Before I am going to talk about that further, it’s necessary to dive into a bit of prejudice people can have about me. I usually don’t talk about this topic, but it’s important to speak up about it once and for all. Of course, being judged by others comes with the job I chose. It’s not like I didn’t expect people to have opinions about me. It’s also not like I have never encountered others judging me before either. I have always been one of those people that could never fit into the crowd. In a way, I did not even want to fit in. I just did not understand the ‘point’ of being like others. This caused some people to have quite some harsh opinions about me. However, the things some people would say about me on internet was on another level. I’m not going to discuss what they are. What you actually think of me, positive or negative, is not the point.

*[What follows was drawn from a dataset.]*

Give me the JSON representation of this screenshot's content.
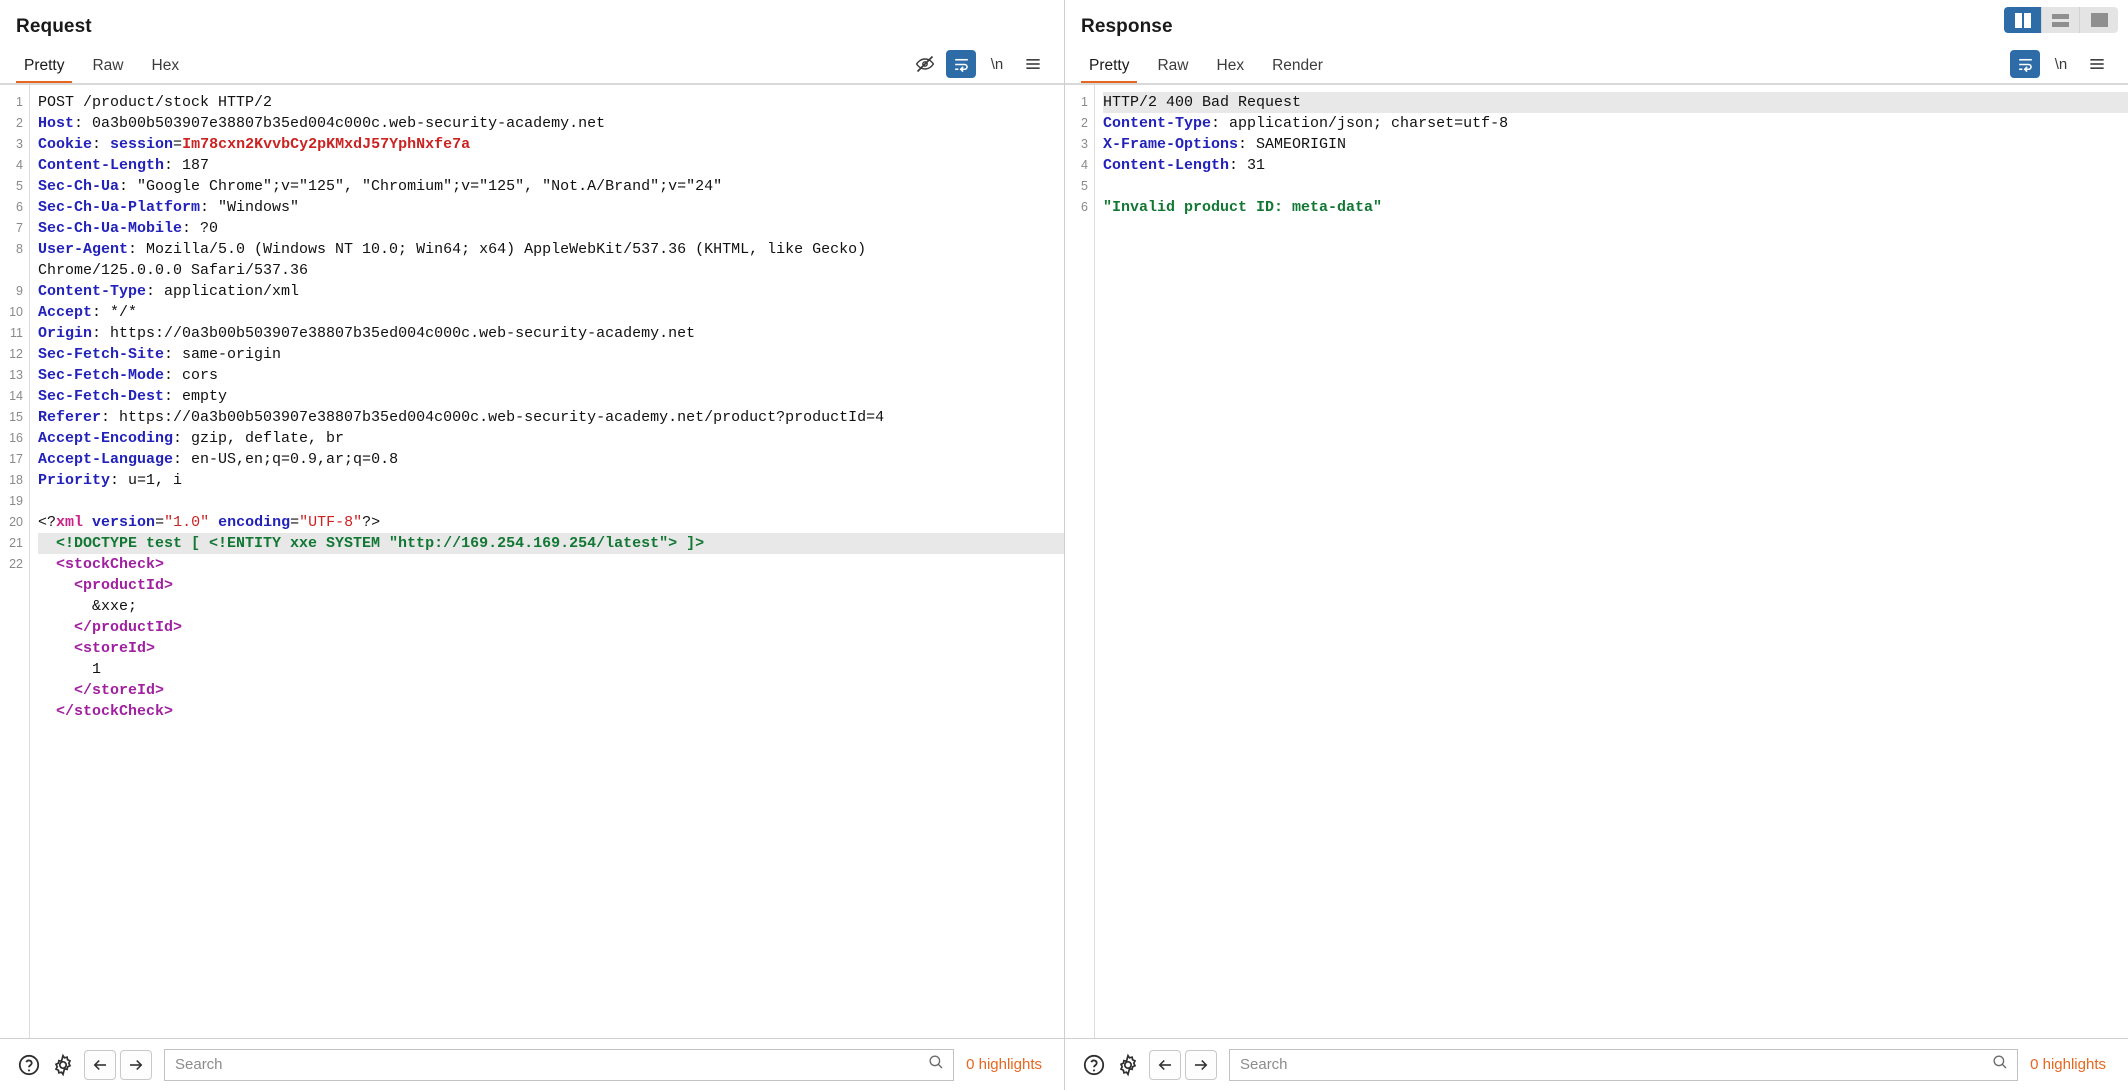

That’s up to you, and I respect that. But the amount of things people openly have to say about you, is something you can never be prepared for. It is not natural for a human being to be exposed to so many opinions on a daily basis. In everyday life, people tend to keep their judgements to themselves. On the internet, people feel less of a barrier to voice their thoughts and feelings (it’s called the online inhibition effect), and end up saying things they would never have said in real life. Although I am rather confident about myself, and I don’t let other people tell me what to do, there are always those days when a couple of shocking words can really put you down. Because sometimes, it’s just too much. People don’t realize how powerful these words are, and that is scary as hell. Words aren’t just words. They are acts, that actually have a physical impact on you (this is called the Speech Act theory of John Austin). That’s why words can influence our behavior and the way we think about ourselves so much. But in the end, the best thing to do is to ignore that sort of negativity as much as possible. I block a person that writes hateful things and I stopped reading what people had to say about me online for ages now. Not because I don’t think we should have freedom of speech, but because I believe we should protect ourselves from the harm of hate speech.
“People still had this old picture of me that didn’t add up to the new one. This caused me to feel like there were two persona: Lily, or Lily Like, and me, just Lilia.”